Teddy (Diego Calva), Jonathan (Tom Hiddleston) and Roxana (Camila Marrone) get close. “This is a character who pushes his body to the limit and sacrifices enormous parts of himself at great personal cost to his body and soul,” Hiddleston says of Jonathan. (Des Willie/Prime Video)
“This is a character who pushes his body to the limit and sacrifices enormous parts of himself at great personal cost to his body and soul,” Hiddleston says. “He goes through a lot of pain, but also there’s great courage and resilience and enormous vulnerability. That’s what I relish the most, these are heightened scenarios that don’t arise as readily and in my ordinary life.”
“I could feel that shooting moments like this,” Banks-Davies adds. “Like, ‘It’s right there. Are we going to get it?’ Our whole show exists in that space between safety and death.”
Roper’s presence sends a ripple effect across the remaining three episodes. As much as Jonathan and Teddy are in opposition, they are parallel spirits, both with complicated relationships to Roper. Hiddleston describes them as “a mirror to each other,” although they can’t quite figure out what to be to each other. And neither knows who the other person really is.

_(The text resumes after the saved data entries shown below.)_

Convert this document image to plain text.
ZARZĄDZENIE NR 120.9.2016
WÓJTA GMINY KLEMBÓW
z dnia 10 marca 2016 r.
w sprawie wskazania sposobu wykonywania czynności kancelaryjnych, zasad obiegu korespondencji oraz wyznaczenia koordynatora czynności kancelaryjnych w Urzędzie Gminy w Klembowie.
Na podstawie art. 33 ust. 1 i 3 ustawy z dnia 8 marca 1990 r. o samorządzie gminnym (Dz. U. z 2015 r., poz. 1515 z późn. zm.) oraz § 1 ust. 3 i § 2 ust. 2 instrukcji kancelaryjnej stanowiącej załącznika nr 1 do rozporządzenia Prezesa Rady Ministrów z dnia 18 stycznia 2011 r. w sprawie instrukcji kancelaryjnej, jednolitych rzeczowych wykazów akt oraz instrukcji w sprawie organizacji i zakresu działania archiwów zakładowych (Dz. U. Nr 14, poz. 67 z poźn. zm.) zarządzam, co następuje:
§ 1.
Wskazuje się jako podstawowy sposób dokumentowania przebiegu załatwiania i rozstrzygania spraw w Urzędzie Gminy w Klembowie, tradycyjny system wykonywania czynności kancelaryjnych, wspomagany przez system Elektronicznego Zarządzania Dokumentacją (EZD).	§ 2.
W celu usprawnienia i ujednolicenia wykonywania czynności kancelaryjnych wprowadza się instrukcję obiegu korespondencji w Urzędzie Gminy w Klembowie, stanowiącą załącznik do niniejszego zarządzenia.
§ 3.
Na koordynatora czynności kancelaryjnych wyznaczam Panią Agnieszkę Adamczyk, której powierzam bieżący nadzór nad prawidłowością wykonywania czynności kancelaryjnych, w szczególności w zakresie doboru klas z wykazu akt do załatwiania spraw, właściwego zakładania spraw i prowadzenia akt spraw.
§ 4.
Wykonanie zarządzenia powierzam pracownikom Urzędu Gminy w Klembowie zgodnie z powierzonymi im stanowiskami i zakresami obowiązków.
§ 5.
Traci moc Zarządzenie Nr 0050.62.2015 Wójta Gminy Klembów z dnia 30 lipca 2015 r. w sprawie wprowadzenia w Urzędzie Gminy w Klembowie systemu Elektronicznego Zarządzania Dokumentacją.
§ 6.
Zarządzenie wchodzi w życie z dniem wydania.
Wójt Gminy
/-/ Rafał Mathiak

“It is interesting, isn’t it, that my first image of him was 7 years old and that stays in him all the way through,” Farr says. “This sense of this boy who is seeking something — an affirmation, a place in the world. And he’s done terrible things, as he says to Pine in Episode 3. All of that was present in that first image I had.”
Hiddleston adds, “There is a competition, too, because Roper is the father figure, and they both need him in very different ways. Teddy is a new kind of adversary because he’s a contemporary. He’s got this resourcefulness and this ruthlessness, but also this very open vulnerability, which he uses as a weapon. They recognize each other and see each other.”
The characters’ dynamic is at the root of what drew Banks-Davies to the series. “It’s not about where they were born, it’s not about their economic status or their religion or their cultural identity,” she says. “It’s about two men who are lost and alone and solitary, and see a kinship in that. They are pulled together on this journey.”
Season 2, which will release episodes weekly after the first drop, will lead directly into Season 3, although no one involved will spill on when it can be expected. Hopefully they will arrive in less than a decade.
“It won’t be as long, I promise,” Farr says. “I can’t tell you exactly when, because I don’t know. But definitely nowhere as long.”
“That was the thrill for us, of knowing that when we began to tell this story, we knew we had 12 episodes to tell it inside, rather than just six,” Hiddleston says. “So we can be slightly braver and more rebellious and more complex in the architecture of that narrative. And not everything has to be tied up neatly in a bow. There’s still miles to go before we sleep, to borrow from Robert Frost, and that’s exciting. It’s exciting for how this season ends, and it’s exciting for where we go next.”